Other teachers echoed similar concerns. Ms. Beth Garry, a fourth grade teacher at Upham, said that returning back would entail an acclimation period for her elementary school students.

“Everybody, all sixteen of my students, will be in this time, so we sort of start over in that regard. They’ll have to work out some kinks, and who’s playing with whom, and work out the friendships because some friendships have strengthened, some friendships have weakened, and now they’re all going to be put back together and figure some things out,” said Garry.

Delayed vaccination dates, coupled with the elementary schools’ early reopening date, posed a problem. Massachusetts Governor Charlie Baker set March 11 as the first day teachers were eligible to sign up for vaccination.

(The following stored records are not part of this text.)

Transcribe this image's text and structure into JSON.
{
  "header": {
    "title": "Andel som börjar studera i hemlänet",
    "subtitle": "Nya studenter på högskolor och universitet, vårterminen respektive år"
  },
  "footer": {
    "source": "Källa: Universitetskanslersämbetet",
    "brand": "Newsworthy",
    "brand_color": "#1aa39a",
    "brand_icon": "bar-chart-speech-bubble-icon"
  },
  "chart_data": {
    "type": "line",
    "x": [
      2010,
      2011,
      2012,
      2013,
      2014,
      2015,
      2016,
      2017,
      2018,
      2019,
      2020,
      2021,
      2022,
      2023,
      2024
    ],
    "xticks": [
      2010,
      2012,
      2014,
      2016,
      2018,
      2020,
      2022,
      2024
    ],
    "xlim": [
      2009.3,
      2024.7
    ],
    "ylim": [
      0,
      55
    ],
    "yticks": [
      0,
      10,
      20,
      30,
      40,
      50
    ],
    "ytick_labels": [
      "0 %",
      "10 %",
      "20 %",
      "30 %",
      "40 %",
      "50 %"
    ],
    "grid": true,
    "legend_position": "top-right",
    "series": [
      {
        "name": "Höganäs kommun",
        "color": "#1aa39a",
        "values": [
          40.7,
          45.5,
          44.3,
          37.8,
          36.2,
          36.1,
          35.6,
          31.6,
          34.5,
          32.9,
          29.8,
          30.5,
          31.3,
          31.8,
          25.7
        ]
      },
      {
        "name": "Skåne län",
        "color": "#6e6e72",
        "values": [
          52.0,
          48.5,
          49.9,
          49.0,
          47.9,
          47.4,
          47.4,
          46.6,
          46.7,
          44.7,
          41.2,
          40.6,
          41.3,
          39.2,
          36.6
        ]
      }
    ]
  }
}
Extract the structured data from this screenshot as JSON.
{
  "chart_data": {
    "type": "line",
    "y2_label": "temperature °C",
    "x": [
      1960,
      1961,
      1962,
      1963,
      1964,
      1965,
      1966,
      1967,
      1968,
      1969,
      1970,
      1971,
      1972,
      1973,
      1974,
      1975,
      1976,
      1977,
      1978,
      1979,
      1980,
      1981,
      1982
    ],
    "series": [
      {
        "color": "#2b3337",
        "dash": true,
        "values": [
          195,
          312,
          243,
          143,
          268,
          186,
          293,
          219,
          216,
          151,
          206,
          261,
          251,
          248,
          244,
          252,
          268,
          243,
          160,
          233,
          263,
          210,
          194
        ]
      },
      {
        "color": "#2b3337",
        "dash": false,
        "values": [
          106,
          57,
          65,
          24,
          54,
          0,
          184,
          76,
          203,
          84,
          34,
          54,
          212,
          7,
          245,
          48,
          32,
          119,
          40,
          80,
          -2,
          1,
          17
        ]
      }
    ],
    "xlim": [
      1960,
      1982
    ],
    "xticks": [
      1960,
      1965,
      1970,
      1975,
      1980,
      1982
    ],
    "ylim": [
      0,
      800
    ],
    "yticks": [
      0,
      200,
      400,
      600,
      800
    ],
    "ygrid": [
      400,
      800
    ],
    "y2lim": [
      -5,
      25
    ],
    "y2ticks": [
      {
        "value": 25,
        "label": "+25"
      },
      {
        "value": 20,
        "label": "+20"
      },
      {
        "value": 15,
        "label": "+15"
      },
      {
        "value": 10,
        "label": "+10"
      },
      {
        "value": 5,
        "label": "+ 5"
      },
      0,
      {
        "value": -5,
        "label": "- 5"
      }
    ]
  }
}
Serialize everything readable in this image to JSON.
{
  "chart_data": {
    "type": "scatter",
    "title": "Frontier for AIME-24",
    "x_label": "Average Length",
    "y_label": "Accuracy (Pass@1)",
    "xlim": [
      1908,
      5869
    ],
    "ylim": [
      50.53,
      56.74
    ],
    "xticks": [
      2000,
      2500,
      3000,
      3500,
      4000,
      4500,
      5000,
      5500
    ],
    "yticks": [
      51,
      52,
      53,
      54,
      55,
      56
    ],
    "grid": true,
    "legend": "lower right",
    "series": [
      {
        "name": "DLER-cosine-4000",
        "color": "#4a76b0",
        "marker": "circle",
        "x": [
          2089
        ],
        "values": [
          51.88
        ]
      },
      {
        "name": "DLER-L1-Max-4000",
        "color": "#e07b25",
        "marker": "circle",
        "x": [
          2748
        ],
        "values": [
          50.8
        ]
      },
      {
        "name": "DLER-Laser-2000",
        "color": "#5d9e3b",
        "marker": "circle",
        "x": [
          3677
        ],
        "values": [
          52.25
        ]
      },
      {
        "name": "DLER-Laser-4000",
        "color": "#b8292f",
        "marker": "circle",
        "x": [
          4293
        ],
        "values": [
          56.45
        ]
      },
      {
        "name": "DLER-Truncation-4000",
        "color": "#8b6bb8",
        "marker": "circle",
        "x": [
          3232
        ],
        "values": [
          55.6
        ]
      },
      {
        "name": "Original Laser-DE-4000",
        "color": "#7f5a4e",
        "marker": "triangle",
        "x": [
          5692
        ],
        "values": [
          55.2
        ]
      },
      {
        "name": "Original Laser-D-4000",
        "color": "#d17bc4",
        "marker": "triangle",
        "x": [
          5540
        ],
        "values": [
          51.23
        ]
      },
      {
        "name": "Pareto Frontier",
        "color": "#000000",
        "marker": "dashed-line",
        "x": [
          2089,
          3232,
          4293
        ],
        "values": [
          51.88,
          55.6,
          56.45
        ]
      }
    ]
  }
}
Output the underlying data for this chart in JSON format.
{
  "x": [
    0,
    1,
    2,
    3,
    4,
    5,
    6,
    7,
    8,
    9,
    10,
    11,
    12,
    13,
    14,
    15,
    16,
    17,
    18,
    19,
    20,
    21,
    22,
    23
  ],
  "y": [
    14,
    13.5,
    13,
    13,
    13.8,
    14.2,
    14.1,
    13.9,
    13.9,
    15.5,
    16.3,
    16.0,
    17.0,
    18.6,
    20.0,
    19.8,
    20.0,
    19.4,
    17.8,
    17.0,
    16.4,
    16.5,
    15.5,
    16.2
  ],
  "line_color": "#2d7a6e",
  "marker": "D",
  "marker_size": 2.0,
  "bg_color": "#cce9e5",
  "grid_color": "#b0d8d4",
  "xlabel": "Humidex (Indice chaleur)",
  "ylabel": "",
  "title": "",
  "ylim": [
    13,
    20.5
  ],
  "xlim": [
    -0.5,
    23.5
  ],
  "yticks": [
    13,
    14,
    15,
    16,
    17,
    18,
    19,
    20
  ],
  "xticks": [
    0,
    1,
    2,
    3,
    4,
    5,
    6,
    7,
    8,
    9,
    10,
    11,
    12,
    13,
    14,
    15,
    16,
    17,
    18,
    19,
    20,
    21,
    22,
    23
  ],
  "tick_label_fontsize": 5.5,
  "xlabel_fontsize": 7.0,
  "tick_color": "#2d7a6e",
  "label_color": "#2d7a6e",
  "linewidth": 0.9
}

However, according to the United States Centers for Disease Control and Prevention, the recommended intervals between doses of the Pfizer and Moderna vaccines are 21 and 28 days respectively. Furthermore, the vaccines become fully effective two weeks after the second shot, meaning that by April 5, many teachers may not be fully inoculated.

“It would have been nice to open it up and have teachers fully vaccinated before we bring kids in full time, given that we aren’t just bringing them back full time but also cutting that distance in half,” said Garry. “So it just seems like a big bite to chew from a teacher’s perspective to do all at once.”

In addition to the delayed vaccination dates for educators, teachers have criticized other aspects of the state government’s vaccination and reopening plan. 

Governor Baker did not address the plan put out by the WEA’s state organization, the Massachusetts Teachers Association, to have firefighters and EMS providers help vaccinate teachers quicker. Teachers also said the state reopening timeline was abrupt, not leaving enough time to adjust and prepare for MCAS. 

“It’s really unprecedented that the Commissioner of Education suddenly has this authority to mandate that schools go back. We’re lucky in Wellesley that we’ve already been hybrid so that we’re able to make those changes without as much of an effect,” said Bogage. “But it still seemed like, after so much time waiting for almost an entire year, they announced very suddenly, that this has to happen,” said Bogage. 

Despite these challenges, Gekopi believes that Wellesley has done fairly well.

“Wellesley has been constantly ahead of the curve in the type of mitigation strategies and standards that we have implemented, and we have had testing since opening, which is incredible. We have the data, we have the support, we have the behavior training to follow the reopening plan,” said Gekopi.

However, many school districts are not as fortunate as Wellesley. Many districts that are more crowded and not as well funded will face many more obstacles than Wellesley.

“There are some districts that still don’t have [testing], and still some that have only had it for a few weeks,” said Gekopi. “Not every district is in a lovely position. There are a lot of districts that are not in lovely positions.”

In addition to Wellesley, the WEA hopes to advocate on behalf of other districts.